High-throughput batch workloads
For embedding generation pipelines, batch inference, or any workload that makes many inference calls, native bindings eliminate the cumulative HTTP overhead.
Choose Either¶
Quick local experimentation
Both tools make it easy to download and run models locally. Ollama's simpler setup may be slightly faster for first-time use; Mullama's CLI is intentionally compatible and nearly identical in usage.
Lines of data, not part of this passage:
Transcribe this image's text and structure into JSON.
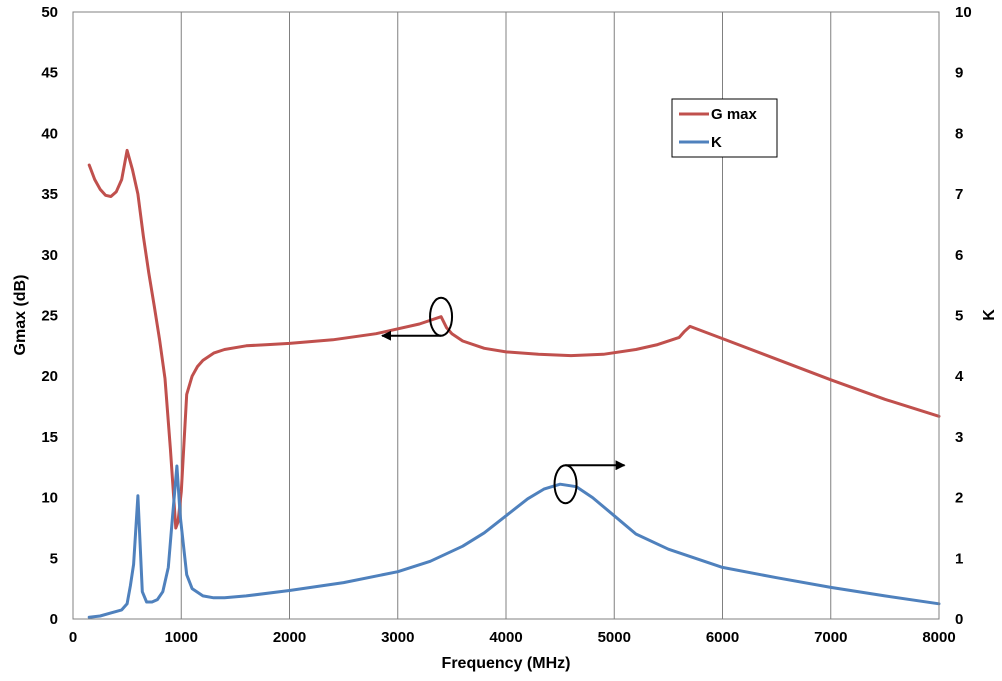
{
  "chart_data": {
    "type": "line",
    "xlabel": "Frequency (MHz)",
    "ylabel_left": "Gmax (dB)",
    "ylabel_right": "K",
    "xlim": [
      0,
      8000
    ],
    "ylim_left": [
      0,
      50
    ],
    "ylim_right": [
      0,
      10
    ],
    "x_ticks": [
      "0",
      "1000",
      "2000",
      "3000",
      "4000",
      "5000",
      "6000",
      "7000",
      "8000"
    ],
    "y_left_ticks": [
      "0",
      "5",
      "10",
      "15",
      "20",
      "25",
      "30",
      "35",
      "40",
      "45",
      "50"
    ],
    "y_right_ticks": [
      "0",
      "1",
      "2",
      "3",
      "4",
      "5",
      "6",
      "7",
      "8",
      "9",
      "10"
    ],
    "grid": "vertical",
    "legend_position": "top-right",
    "series": [
      {
        "name": "G max",
        "axis": "left",
        "color": "#c0504d",
        "x": [
          150,
          200,
          250,
          300,
          350,
          400,
          450,
          500,
          550,
          600,
          650,
          700,
          750,
          800,
          850,
          900,
          950,
          970,
          1000,
          1050,
          1100,
          1150,
          1200,
          1300,
          1400,
          1600,
          1800,
          2000,
          2400,
          2800,
          3200,
          3400,
          3450,
          3500,
          3600,
          3800,
          4000,
          4300,
          4600,
          4900,
          5200,
          5400,
          5600,
          5650,
          5700,
          6000,
          6500,
          7000,
          7500,
          8000
        ],
        "values": [
          37.4,
          36.2,
          35.4,
          34.9,
          34.8,
          35.2,
          36.2,
          38.6,
          37.0,
          35.0,
          31.5,
          28.5,
          25.8,
          23.0,
          19.8,
          14.0,
          7.5,
          8.0,
          10.5,
          18.5,
          20.0,
          20.8,
          21.3,
          21.9,
          22.2,
          22.5,
          22.6,
          22.7,
          23.0,
          23.5,
          24.3,
          24.9,
          24.0,
          23.5,
          22.9,
          22.3,
          22.0,
          21.8,
          21.7,
          21.8,
          22.2,
          22.6,
          23.2,
          23.7,
          24.1,
          23.1,
          21.4,
          19.7,
          18.1,
          16.7
        ]
      },
      {
        "name": "K",
        "axis": "right",
        "color": "#4f81bd",
        "x": [
          150,
          250,
          350,
          450,
          500,
          530,
          560,
          600,
          640,
          680,
          730,
          780,
          830,
          880,
          920,
          960,
          990,
          1050,
          1100,
          1200,
          1300,
          1400,
          1600,
          2000,
          2500,
          3000,
          3300,
          3600,
          3800,
          4000,
          4200,
          4350,
          4500,
          4650,
          4800,
          5000,
          5200,
          5500,
          6000,
          6500,
          7000,
          7500,
          8000
        ],
        "values": [
          0.03,
          0.05,
          0.1,
          0.15,
          0.25,
          0.55,
          0.9,
          2.03,
          0.45,
          0.28,
          0.28,
          0.32,
          0.45,
          0.85,
          1.7,
          2.52,
          1.7,
          0.73,
          0.5,
          0.38,
          0.35,
          0.35,
          0.38,
          0.47,
          0.6,
          0.78,
          0.95,
          1.2,
          1.42,
          1.7,
          1.98,
          2.14,
          2.22,
          2.18,
          2.0,
          1.7,
          1.4,
          1.15,
          0.85,
          0.68,
          0.52,
          0.38,
          0.25
        ]
      }
    ],
    "annotations": [
      {
        "type": "ellipse-arrow",
        "series": "G max",
        "at_x": 3400,
        "at_y": 24.9,
        "arrow": "left"
      },
      {
        "type": "ellipse-arrow",
        "series": "K",
        "at_x": 4550,
        "at_y": 2.22,
        "arrow": "right"
      }
    ]
  }
}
Running models via OpenAI-compatible API
Both provide OpenAI-compatible endpoints. If your primary need is serving models through a standard API, either tool works well.
Basic chat applications
For straightforward chat applications where latency is dominated by inference time rather than call overhead, both tools deliver similar user-facing performance.
Choose Ollama¶
Ecosystem integrations
If your workflow depends on tools with built-in Ollama support (LangChain, Open WebUI, Continue, etc.), the existing ecosystem integration may be the deciding factor.
Simplest possible setup
If you want the absolute minimum friction to run a model locally and do not need library-level integration, Ollama's one-command install and run experience is optimized for this.
Model Compatibility¶
Both Mullama and Ollama use the same underlying model format and inference engine:
| Aspect | Mullama | Ollama |
|---|---|---|
| Model format | GGUF | GGUF |
| Inference engine | llama.cpp | llama.cpp |
| Quantization support | All GGUF types | All GGUF types |
| Model sources | HuggingFace, local files | ollama.com, local files |
| Modelfile format | Ollama-compatible + extensions | Standard |
Model Portability
Any GGUF model file works with both tools. If you have downloaded models through Ollama, you can point Mullama at the same GGUF files. No conversion is needed.
Summary¶
| Dimension | Mullama | Ollama |
|---|---|---|
| Architecture | Library-first, optionally a server | Server-first, always a server |
| Integration | Native bindings (6 languages) | HTTP REST wrappers |
| Call overhead | Microseconds (function call) | Milliseconds (HTTP round-trip) |
| API compatibility | OpenAI + Anthropic + WebSocket | OpenAI |
| Multimodal | Text + Image + Audio (streaming) | Text + Image |
| Advanced search | ColBERT, MaxSim, parallel scoring | Not available |
| Deployment | Embedded, daemon, or hybrid | Daemon only |
| Monitoring | Prometheus, structured logs | Basic logging |
| Maturity | Newer, feature-rich | Established, large community |
| Best for | Product integration, advanced use | Simple serving, ecosystem |
Both tools share the same foundation (llama.cpp, GGUF models) and produce identical inference results for the same model and parameters. The choice comes down to how you want to integrate LLM inference into your workflow: as a library call or as an API request.